Find the curvature \(K\) of the plane curve at the given value of the parameter. $$ \mathbf{r}(t)=t \mathbf{i}+t^{2} \mathbf{j}, \quad t=1 $$

Short answer

The curvature \( K \) of the given plane curve at \( t=1 \) is \( K = \frac{2}{5 \sqrt{5}} \).

Step-by-step solution

Compute the first derivative of the given vector

The first derivative of \( r(t) \) is \( r'(t) = \frac{dr}{dt} = \frac{d(t)}{dt} \mathbf{i} + \frac{d(t^{2})}{dt} \mathbf{j} = 1 \mathbf{i} + 2t \mathbf{j} \).
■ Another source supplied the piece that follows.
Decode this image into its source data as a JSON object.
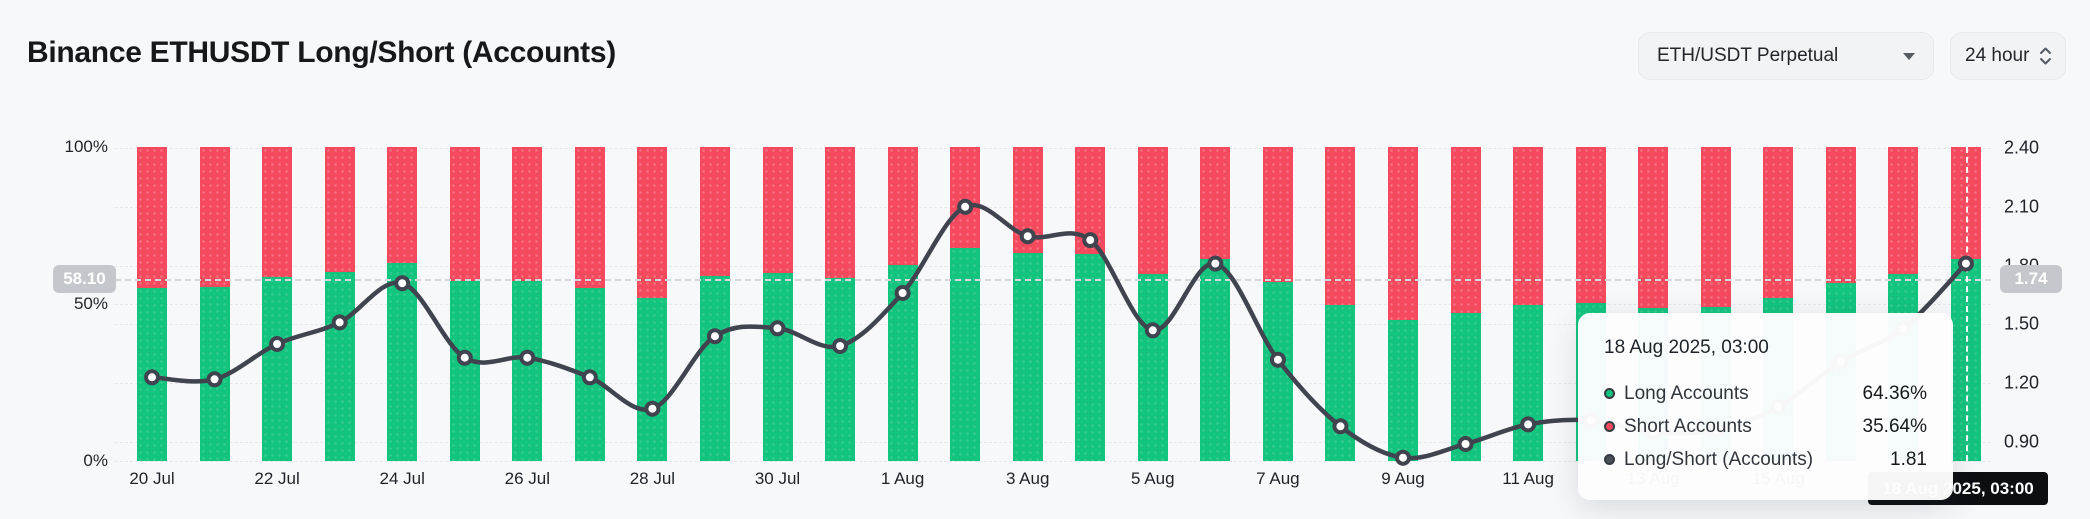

Compute the second derivative of the given vector

The second derivative of \( r(t) \) is \( r''(t) = \frac{d^2r}{dt^2} = \frac{d(1)}{dt} \mathbf{i} + \frac{d(2t)}{dt} \mathbf{j} = 0 \mathbf{i} + 2 \mathbf{j} \).
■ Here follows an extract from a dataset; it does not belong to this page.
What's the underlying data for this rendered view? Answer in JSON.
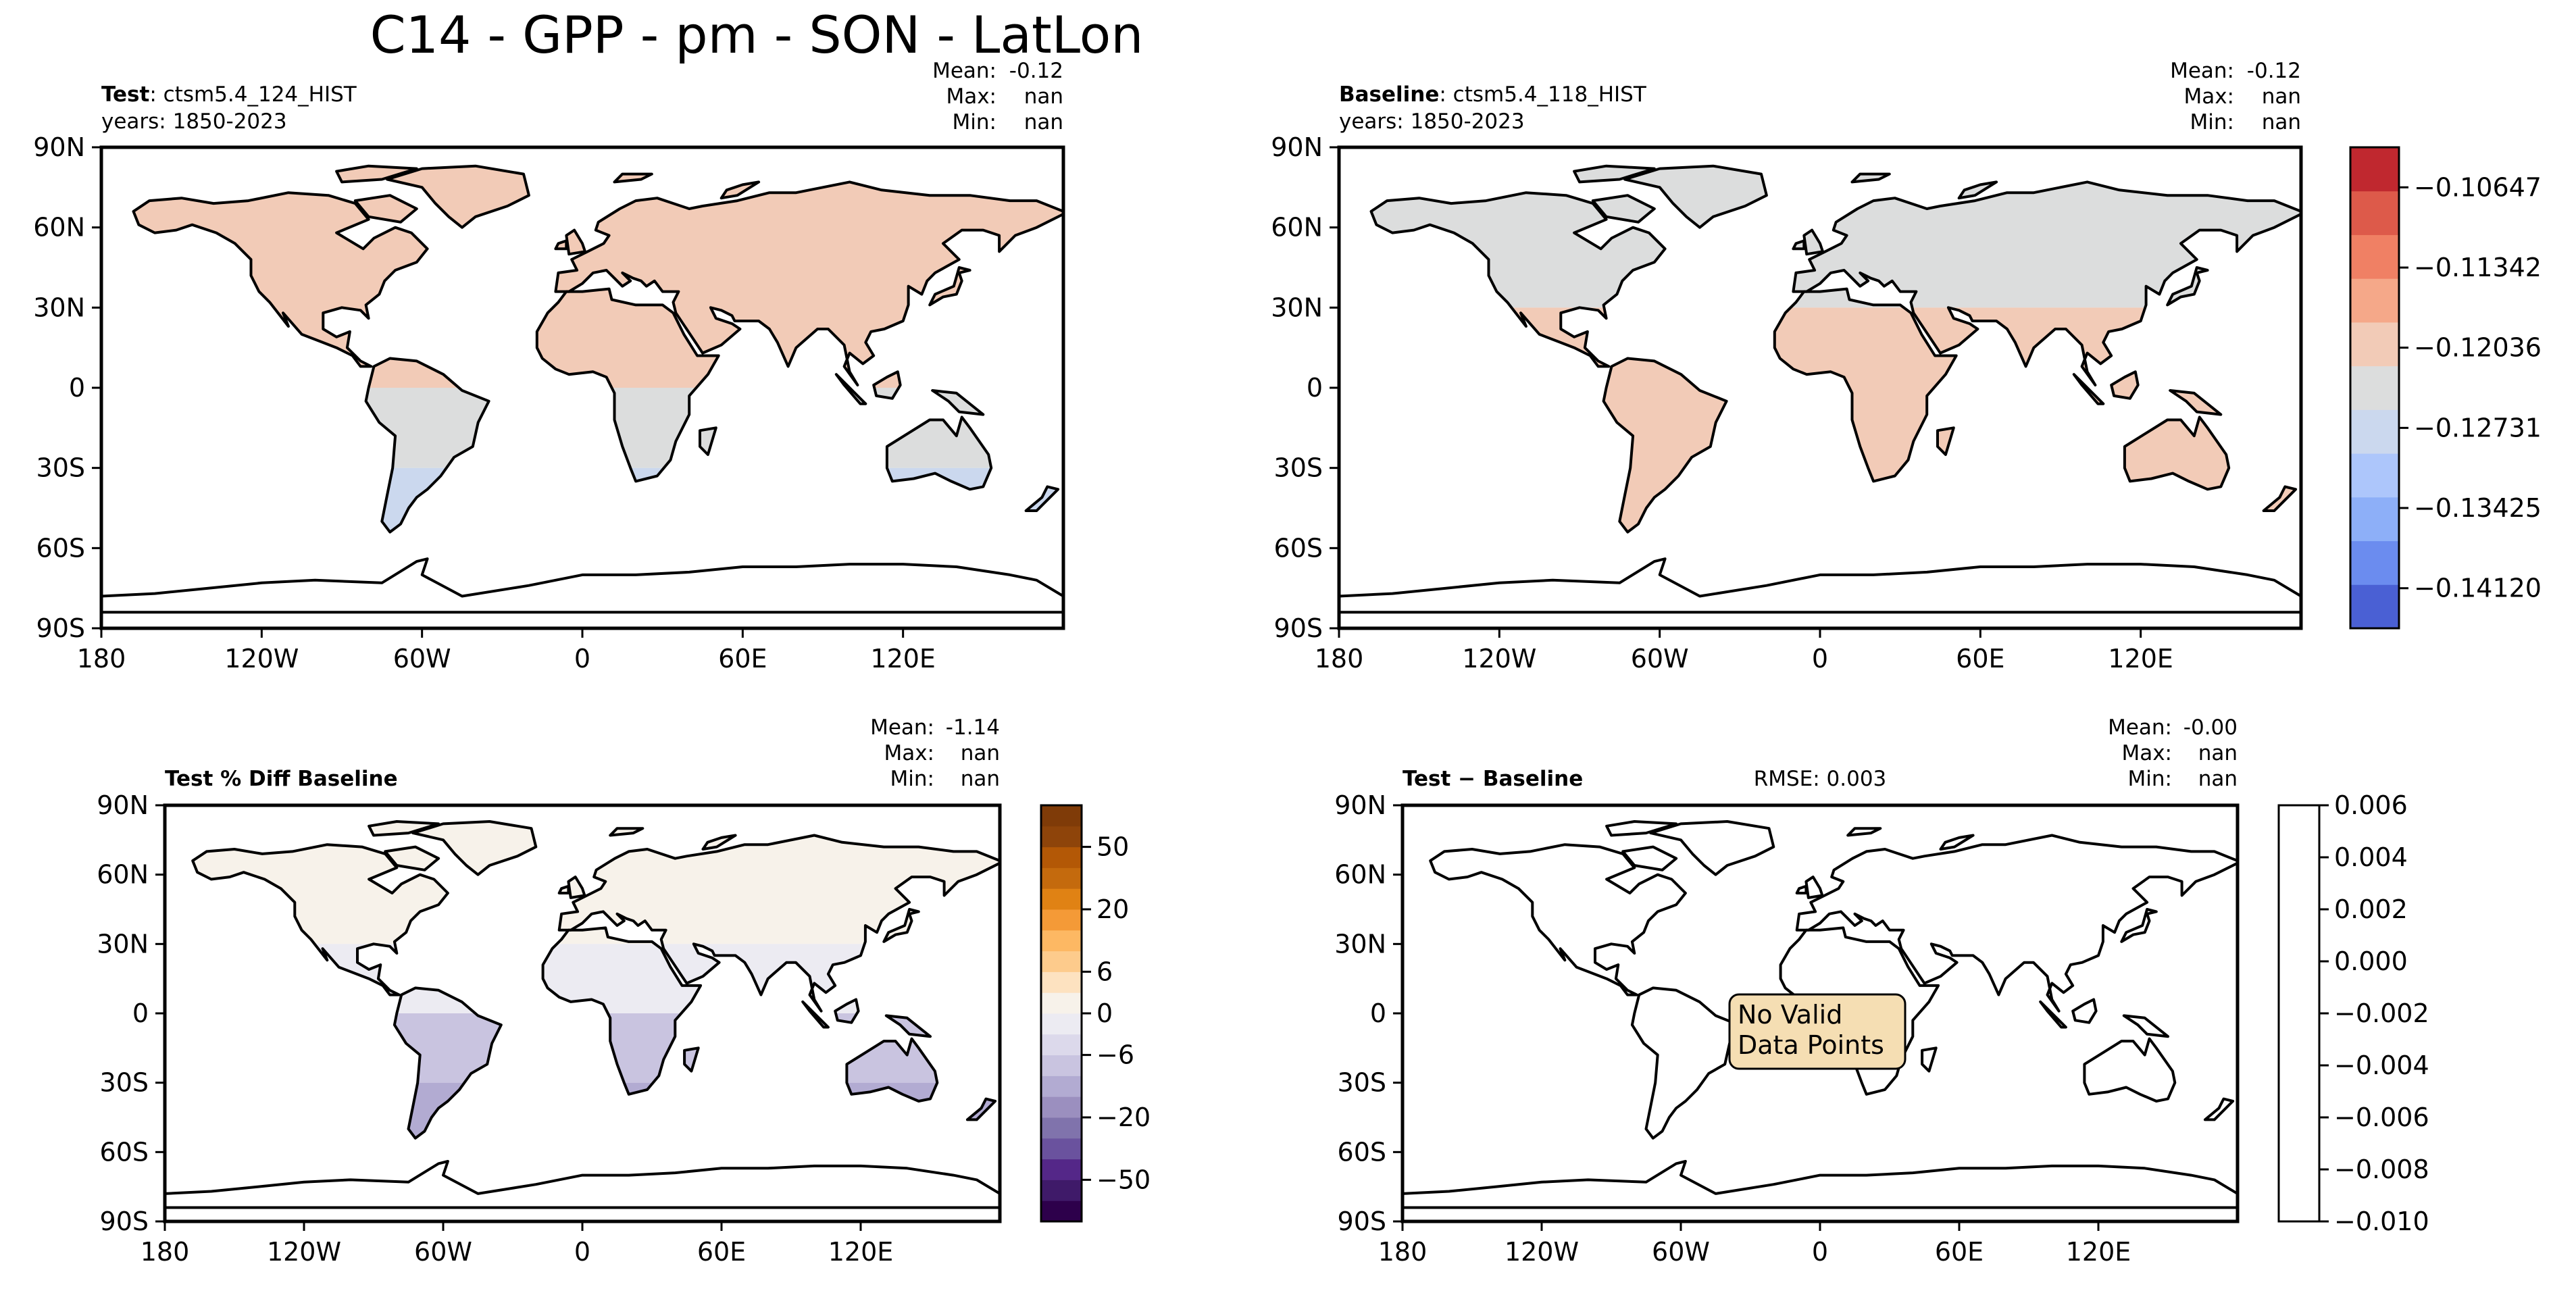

Compute the cross product of the first and second derivatives

The cross product of \( r'(t) \) and \( r''(t) \) is \( r'(t) \times r''(t) = (1 \mathbf{i} + 2t \mathbf{j}) \times (0 \mathbf{i} + 2 \mathbf{j}) = -2 \mathbf{k} \). The magnitude of the cross product, \( ||r'(t) \times r''(t)|| \), is then \( |-2| = 2 \).
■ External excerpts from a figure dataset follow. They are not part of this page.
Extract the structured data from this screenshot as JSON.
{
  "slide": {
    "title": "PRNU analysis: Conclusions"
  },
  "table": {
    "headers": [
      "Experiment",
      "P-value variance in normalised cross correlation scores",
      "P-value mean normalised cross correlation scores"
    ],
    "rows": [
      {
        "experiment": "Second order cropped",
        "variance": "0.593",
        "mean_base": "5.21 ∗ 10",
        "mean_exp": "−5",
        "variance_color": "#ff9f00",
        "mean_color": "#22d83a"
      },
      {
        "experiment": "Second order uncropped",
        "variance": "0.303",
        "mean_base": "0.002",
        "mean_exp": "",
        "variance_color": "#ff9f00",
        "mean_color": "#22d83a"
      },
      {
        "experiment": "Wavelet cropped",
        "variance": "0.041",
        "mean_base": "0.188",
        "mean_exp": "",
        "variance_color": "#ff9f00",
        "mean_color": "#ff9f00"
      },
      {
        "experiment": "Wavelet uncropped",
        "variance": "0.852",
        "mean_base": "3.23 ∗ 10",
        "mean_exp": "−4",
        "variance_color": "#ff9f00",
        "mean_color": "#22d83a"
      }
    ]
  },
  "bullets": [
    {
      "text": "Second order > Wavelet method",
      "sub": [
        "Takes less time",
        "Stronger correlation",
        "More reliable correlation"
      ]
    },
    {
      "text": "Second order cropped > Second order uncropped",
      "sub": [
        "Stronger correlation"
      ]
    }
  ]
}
Compute the magnitude of the first derivative

The magnitude of \( r'(t) \) is \( ||r'(t)|| = \sqrt{(1)^{2} + (2t)^{2}} \). Substituting \( t=1 \) gives \( ||r'(1)|| = \sqrt{1+4} = \sqrt{5} \). The cube of this magnitude is \( ||r'(1)||^{3} = (\sqrt{5})^{3} = 5 \sqrt{5} \).

Compute the curvature

Finally, the curvature \( K \) is given by \( K = \frac{||r'(t) \times r''(t)||}{||r'(t)||^3} \). Substituting the calculated values gives \( K = \frac{2}{5 \sqrt{5}} \).